Join us for an arctic canoe trip in the far northwestern Brooks Range. Here, the mountains fall northward into the Utukok Uplands, birthplace and nursery for 500,000 caribou comprising the Western Arctic herd. The region is like the Great Plains of 250 years ago; the land is vast, and caribou pour across the land like streams of water. This rolling and rugged landscape is a true sanctuary for arctic flora and fauna. In early June, the land explodes with life. If you want to experience the timeless caribou migration and have a wilderness all to yourself, join us in one of Arctic Alaska's most remote regions for this special canoe trip. We have chosen this time of the year, as the caribou have just calved, so the herd will be gathered in the Utukok Uplands, then migrating along the river corridor. We will likely find plentiful evidence of their presence here. Female caribou drop their antlers around the time they give birth. In places the tundra is littered with lovely antlers of all shapes and sizes.
The Kokolik winds through a vast region of hills, gorges and canyonlands. Rich in archeology and paleontology, the area escaped the last Continental Ice Age. Herds of woolly mammoth, saber-toothed tigers, and horses roamed these lands when much of the rest of North America lay beneath glaciers. Today, we find evidence of their existence in eroding cutbanks, along with archeological evidence of hunters of the Arctic Small Tool tradition.
If the paleontology doesn’t grab your interest, the wildlife will. We find caribou, grizzly bears, wolves, and a host of waterfowl and raptors.

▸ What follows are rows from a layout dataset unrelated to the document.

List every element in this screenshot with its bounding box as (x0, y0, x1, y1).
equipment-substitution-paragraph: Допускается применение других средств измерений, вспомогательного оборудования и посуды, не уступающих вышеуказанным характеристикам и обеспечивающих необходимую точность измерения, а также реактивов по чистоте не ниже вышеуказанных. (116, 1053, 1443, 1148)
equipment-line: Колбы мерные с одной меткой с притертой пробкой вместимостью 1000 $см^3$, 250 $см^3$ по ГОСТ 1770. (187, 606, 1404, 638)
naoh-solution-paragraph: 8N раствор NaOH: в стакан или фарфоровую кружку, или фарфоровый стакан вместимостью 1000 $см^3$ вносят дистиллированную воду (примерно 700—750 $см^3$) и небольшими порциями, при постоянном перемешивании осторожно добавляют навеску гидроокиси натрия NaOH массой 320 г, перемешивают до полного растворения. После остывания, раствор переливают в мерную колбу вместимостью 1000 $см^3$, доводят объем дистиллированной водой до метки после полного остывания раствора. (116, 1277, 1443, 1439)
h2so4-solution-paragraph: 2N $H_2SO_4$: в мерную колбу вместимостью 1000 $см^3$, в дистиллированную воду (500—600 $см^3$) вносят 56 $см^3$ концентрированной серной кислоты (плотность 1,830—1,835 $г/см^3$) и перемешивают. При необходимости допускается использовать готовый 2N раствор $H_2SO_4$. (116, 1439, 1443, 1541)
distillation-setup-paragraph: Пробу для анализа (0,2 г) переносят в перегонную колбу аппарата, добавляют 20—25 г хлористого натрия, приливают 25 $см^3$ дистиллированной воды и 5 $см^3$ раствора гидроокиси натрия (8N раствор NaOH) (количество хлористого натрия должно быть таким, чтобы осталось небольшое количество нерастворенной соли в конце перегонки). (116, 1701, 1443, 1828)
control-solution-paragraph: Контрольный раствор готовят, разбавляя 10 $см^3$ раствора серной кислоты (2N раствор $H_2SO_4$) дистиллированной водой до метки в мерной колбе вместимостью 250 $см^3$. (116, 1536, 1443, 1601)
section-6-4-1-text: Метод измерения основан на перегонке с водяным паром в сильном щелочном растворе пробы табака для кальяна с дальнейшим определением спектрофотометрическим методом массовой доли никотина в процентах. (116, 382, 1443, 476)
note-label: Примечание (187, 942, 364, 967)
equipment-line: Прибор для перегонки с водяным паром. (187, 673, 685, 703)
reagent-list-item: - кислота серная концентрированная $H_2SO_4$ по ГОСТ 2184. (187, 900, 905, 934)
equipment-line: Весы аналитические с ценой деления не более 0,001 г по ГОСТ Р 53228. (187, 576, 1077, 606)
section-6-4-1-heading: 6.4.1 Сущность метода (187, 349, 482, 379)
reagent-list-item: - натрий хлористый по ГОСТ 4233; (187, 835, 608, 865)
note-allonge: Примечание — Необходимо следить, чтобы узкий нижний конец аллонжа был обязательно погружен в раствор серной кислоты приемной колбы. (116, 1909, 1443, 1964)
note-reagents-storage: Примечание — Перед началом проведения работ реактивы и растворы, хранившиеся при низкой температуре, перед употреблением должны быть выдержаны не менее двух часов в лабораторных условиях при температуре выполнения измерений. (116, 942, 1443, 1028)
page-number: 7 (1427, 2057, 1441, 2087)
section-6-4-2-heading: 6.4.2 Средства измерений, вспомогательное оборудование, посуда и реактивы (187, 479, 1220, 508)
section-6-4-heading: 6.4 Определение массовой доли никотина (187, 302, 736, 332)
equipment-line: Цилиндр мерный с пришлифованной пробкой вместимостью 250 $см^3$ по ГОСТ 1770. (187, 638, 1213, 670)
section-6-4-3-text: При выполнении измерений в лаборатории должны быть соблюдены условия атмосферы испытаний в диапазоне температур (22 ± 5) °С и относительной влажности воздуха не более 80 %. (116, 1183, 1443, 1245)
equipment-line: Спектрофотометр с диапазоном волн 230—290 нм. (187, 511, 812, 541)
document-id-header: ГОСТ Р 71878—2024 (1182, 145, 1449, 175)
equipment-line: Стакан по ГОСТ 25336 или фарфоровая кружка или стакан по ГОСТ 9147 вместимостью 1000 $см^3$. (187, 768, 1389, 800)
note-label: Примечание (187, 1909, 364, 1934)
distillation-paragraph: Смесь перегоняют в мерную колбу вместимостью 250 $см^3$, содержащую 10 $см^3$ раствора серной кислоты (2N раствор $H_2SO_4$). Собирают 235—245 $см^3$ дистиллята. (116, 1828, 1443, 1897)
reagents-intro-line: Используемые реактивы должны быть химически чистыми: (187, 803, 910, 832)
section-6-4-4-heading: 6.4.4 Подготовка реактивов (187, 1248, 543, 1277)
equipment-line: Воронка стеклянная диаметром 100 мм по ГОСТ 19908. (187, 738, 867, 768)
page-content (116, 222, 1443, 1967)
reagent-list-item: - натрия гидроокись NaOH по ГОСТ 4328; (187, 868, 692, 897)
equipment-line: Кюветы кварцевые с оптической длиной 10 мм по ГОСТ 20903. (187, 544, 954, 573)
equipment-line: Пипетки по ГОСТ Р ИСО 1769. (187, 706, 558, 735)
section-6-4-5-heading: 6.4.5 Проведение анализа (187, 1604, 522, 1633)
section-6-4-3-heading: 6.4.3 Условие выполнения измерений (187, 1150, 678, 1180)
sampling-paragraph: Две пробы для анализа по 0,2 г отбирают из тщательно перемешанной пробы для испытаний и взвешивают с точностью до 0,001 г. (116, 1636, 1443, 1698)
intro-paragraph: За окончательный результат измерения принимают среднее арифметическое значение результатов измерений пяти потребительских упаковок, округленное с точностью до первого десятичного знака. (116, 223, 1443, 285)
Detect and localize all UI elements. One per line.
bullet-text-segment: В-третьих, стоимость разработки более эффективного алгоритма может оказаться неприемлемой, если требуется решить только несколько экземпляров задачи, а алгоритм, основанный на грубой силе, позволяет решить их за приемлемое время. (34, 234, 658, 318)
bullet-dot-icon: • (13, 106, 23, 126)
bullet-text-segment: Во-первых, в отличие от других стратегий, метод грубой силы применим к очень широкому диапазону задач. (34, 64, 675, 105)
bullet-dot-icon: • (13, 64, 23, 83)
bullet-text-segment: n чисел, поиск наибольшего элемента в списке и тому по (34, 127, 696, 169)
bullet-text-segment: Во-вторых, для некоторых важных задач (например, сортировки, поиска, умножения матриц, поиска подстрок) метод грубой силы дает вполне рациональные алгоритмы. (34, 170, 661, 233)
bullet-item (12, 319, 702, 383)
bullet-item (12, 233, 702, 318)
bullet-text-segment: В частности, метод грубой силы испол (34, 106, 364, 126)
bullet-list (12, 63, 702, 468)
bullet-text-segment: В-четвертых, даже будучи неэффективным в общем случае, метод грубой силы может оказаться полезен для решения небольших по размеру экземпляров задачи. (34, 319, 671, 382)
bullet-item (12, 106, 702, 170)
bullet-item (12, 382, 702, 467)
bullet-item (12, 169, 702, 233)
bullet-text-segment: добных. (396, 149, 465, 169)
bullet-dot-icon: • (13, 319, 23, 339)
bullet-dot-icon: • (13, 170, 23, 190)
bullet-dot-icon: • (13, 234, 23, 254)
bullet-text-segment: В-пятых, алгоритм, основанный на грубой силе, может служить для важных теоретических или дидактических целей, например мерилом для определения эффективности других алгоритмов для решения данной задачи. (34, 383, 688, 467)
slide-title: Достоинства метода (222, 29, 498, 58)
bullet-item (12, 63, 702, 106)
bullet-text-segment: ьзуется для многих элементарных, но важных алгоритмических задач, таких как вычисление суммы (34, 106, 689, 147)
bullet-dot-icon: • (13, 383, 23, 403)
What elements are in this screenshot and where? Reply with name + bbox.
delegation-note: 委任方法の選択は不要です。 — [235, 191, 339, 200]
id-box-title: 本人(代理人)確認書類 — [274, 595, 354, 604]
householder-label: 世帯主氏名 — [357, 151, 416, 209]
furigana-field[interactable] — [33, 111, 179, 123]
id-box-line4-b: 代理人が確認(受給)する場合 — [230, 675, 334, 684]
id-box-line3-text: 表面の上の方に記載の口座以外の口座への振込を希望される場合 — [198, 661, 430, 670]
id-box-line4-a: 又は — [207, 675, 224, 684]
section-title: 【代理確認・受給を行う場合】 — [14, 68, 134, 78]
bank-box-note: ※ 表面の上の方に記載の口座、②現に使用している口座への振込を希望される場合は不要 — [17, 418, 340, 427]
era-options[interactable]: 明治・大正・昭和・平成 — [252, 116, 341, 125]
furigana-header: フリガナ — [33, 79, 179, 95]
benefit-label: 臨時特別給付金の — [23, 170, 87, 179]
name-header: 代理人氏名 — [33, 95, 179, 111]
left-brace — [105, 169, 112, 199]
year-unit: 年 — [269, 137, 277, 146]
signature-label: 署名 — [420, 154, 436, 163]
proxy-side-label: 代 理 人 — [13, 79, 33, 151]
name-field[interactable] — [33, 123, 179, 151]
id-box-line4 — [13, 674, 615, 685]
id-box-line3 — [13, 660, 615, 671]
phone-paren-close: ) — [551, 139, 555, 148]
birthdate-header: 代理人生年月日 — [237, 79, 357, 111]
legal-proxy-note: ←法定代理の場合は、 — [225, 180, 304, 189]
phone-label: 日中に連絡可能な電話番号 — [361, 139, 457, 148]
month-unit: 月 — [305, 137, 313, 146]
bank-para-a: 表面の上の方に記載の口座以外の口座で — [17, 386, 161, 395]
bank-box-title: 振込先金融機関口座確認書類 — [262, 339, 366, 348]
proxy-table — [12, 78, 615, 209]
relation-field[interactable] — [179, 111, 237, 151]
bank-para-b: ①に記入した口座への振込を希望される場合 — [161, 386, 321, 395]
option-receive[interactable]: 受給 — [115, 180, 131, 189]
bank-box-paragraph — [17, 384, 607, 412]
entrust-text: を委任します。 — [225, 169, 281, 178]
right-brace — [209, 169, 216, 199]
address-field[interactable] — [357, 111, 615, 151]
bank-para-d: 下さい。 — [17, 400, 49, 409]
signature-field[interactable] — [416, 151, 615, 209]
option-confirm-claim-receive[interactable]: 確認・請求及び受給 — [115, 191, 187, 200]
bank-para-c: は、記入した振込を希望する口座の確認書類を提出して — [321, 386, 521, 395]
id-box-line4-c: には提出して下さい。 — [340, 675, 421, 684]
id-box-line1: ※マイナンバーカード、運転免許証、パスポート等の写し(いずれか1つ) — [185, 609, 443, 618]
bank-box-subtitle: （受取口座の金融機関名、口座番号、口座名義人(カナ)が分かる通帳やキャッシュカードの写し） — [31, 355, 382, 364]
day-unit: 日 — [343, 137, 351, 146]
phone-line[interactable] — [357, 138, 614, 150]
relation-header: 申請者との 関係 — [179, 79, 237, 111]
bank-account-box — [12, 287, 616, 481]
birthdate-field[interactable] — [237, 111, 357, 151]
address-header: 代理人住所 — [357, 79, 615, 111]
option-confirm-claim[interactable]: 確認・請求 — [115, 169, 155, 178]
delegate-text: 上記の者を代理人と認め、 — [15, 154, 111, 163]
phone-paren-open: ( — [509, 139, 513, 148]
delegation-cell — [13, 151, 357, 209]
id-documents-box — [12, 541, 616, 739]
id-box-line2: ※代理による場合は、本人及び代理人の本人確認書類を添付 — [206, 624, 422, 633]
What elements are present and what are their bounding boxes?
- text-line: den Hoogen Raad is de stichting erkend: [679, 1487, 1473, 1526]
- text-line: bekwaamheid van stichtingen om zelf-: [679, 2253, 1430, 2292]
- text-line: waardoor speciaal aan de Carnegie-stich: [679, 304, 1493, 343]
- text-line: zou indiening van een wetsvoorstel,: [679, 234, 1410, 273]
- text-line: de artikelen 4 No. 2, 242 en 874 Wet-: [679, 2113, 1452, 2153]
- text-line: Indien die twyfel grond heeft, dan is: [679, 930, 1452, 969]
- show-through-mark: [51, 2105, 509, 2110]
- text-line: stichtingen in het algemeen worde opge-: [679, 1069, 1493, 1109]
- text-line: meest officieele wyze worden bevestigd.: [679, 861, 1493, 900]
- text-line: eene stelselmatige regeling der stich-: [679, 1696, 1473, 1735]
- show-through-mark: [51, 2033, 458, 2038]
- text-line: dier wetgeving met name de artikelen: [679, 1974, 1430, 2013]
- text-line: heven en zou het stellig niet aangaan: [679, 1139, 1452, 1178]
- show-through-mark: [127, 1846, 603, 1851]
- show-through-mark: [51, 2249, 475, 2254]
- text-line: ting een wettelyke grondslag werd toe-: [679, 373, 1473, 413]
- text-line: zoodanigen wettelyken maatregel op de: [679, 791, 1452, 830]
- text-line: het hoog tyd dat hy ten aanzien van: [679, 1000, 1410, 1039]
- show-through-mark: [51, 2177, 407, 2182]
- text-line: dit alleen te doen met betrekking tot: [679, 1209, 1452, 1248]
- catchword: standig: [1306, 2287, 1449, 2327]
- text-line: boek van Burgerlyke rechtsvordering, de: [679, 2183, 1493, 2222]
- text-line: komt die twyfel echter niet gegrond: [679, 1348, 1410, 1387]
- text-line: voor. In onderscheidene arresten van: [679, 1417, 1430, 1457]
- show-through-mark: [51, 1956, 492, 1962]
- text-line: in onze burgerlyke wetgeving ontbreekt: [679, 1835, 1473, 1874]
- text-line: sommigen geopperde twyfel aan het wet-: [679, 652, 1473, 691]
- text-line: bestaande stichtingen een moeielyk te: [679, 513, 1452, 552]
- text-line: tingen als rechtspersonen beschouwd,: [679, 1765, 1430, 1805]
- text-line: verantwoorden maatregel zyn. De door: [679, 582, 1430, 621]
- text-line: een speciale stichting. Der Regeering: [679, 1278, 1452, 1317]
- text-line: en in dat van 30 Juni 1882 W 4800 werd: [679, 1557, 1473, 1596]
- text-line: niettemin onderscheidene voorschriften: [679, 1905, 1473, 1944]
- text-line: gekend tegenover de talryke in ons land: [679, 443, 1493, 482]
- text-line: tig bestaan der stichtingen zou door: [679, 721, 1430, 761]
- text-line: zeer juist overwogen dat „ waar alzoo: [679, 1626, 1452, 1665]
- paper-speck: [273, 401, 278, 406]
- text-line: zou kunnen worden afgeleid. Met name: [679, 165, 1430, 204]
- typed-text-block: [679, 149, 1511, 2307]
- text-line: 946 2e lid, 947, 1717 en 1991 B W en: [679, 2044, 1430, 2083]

This land is quiet and huge, offering total immersion in wilderness. Days are spent paddling or hiking. Each hill opens up a sweeping vista; each bend in the river may reveal another passage of caribou. For those with a truly adventurous spirit, desirous of seeing lots of wildlife, this is a once-in-a-lifetime adventure.
The Kokolik River is part of the 35-million-acre National Petroleum Reserve-Alaska, set aside for future mineral needs. Get to know it now, and become a voice for its protection, for it is currently threatened by mineral development, as part of the Bureau of Land Management's South NPR-A Integrated Activity Plan. This place is truly wild and remote.
Our trip was named the Polar region "Trip of the Year," by Outside Magazine, featured in the March 2007 issue:: On this 11-day trip, you'll follow the herd by foot and in two-person canoes on the untamed Kokolik River, hiking where wolly mammoths and saber-toothed tigers once roamed.